Daily Dosage | A Pep Talk From The Past...

I received my first journal when I was 8 years old and I've kept one with me ever since. I love cracking open a new notebook, breaking the seam and filling the pages with all of my nonsense that only I understand. It wasn't until a few days ago, where I finally decided to tackle the task cleaning our basement, where I found the box containing every single one of my journals. I sat down on a stool and began thumbing through old pages reminiscing about growing pains, boy problems and of course girl drama. I reached the end of my sophomore year of high school when I came across this entry... 




May 29, 2009 - Friday
Today was great. It's around 9:00pm and I am outside. I hear crickets chirping, kids playing and the still calmness that overcomes the neighborhood at night. I'm actually outside my bedroom window on some pavers. It forms a kind of bench structure with a bed of beautiful lilies and bleeding hearts.

It's weird to feel myself growing up. It very strange to know that each day I get older I am always learning something new. It's still nerve racking to think of who I'll date? Will they respect me? How can I talk to them? How do I kiss them? Who will I marry? How will I know that it's the right person? Would I ever regret it? So many of life's questions are flooding into my mind and honestly I'm scared! 

All that I know is that I am safe.

I hope future me is reading this and if so.... Hi!!! You have learned a lot in your childhood, both good and bad. You learned so much about yourself and that's what made you the amazing woman that you are today. You will have an incredible husband. 
You ARE capable. You ARE ready


It's funny to read a message that I wrote myself... about myself.  Whatever the reason my be, at that moment in time I had to make sure to remind myself that being safe was my number one priority.

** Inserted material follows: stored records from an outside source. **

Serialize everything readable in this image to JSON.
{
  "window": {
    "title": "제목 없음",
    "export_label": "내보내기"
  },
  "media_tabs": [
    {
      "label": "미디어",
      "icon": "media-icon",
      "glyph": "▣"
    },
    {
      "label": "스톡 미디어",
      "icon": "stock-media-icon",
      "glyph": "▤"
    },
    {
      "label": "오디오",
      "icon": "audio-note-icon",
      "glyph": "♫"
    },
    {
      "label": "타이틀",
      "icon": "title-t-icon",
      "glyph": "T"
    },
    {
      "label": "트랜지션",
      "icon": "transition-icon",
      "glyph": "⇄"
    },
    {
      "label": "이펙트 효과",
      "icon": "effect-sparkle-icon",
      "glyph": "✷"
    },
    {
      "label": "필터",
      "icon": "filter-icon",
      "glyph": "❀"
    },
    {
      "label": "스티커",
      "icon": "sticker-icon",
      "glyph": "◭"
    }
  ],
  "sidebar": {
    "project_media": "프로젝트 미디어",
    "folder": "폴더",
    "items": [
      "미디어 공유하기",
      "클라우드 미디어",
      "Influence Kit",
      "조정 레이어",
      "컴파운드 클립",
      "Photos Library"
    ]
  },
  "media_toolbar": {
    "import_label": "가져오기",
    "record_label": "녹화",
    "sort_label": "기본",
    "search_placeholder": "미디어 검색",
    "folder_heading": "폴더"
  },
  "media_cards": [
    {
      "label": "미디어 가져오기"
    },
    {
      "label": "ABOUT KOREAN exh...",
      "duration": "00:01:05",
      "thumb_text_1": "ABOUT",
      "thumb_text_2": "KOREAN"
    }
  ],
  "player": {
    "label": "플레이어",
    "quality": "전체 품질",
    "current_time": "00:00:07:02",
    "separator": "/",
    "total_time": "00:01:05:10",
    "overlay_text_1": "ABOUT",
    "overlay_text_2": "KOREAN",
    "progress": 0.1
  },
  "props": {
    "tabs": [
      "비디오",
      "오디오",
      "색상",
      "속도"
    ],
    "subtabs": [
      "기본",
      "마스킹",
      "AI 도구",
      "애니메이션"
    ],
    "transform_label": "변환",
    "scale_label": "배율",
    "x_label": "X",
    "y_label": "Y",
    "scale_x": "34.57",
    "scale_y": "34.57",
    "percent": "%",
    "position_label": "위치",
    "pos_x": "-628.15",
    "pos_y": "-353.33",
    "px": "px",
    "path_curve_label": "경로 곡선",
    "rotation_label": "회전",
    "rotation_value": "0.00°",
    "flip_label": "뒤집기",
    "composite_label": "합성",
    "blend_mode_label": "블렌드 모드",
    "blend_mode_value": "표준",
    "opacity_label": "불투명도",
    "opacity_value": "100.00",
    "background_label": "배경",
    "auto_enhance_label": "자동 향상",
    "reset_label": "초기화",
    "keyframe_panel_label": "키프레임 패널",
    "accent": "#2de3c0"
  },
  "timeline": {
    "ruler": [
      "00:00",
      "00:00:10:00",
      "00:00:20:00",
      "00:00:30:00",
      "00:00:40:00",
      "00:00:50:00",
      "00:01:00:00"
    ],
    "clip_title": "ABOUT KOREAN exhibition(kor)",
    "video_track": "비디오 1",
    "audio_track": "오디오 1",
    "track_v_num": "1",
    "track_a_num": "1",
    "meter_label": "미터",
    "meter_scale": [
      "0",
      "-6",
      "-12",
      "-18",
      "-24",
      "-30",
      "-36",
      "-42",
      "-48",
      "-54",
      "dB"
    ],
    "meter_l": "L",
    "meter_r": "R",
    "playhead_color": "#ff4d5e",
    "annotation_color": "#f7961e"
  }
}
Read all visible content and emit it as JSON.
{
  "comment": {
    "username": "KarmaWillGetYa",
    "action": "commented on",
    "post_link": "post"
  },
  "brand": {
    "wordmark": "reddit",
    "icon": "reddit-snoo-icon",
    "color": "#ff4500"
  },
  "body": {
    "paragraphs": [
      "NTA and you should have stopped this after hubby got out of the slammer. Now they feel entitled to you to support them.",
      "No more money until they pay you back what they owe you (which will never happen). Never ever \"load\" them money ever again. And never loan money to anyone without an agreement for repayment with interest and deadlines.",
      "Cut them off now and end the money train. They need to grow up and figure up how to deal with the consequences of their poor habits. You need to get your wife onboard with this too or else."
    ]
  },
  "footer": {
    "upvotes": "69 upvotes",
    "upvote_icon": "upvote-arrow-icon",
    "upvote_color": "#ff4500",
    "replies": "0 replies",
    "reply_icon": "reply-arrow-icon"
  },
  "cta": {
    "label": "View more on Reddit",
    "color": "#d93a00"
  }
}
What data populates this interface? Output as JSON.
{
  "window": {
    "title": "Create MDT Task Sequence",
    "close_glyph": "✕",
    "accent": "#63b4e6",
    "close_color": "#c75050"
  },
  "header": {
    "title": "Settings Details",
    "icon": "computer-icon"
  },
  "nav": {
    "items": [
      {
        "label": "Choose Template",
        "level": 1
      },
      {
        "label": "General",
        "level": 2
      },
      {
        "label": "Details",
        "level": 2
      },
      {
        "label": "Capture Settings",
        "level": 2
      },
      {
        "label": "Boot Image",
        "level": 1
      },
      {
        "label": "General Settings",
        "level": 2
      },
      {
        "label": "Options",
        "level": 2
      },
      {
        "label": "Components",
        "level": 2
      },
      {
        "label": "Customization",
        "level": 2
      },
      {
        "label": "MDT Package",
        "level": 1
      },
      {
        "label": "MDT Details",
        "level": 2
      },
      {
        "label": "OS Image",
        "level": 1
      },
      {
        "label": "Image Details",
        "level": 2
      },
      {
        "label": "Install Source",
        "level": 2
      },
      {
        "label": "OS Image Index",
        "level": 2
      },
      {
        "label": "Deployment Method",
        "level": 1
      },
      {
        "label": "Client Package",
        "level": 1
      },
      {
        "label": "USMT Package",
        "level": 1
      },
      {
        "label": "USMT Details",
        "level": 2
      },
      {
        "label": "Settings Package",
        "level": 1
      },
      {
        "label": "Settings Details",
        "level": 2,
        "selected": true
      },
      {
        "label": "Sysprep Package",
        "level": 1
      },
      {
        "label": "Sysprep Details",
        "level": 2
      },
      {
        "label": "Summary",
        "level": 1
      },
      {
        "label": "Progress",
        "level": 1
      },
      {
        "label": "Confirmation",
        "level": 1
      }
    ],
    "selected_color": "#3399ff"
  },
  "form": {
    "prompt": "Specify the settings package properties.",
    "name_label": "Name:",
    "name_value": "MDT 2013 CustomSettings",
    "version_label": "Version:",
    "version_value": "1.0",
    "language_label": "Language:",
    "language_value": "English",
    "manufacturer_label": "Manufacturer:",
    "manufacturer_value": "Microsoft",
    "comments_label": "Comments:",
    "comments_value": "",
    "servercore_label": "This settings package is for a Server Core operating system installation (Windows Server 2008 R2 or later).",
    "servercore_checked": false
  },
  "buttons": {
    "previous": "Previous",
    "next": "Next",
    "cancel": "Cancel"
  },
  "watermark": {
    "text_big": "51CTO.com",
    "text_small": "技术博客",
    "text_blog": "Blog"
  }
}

I had dealt with a huge amount of anxiety all throughout my childhood. I never felt safe... at school or with myself. It took me awhile to grow out of being afraid of what I looked like, how others perceived me or if I said the wrong thing. I may not have been that beautiful blonde bombshell shining with confidence, but I was that awkward redheaded girl that performed with the marching band.
Plus, you want to know the truth?
 I wouldn't want to change a damn thing.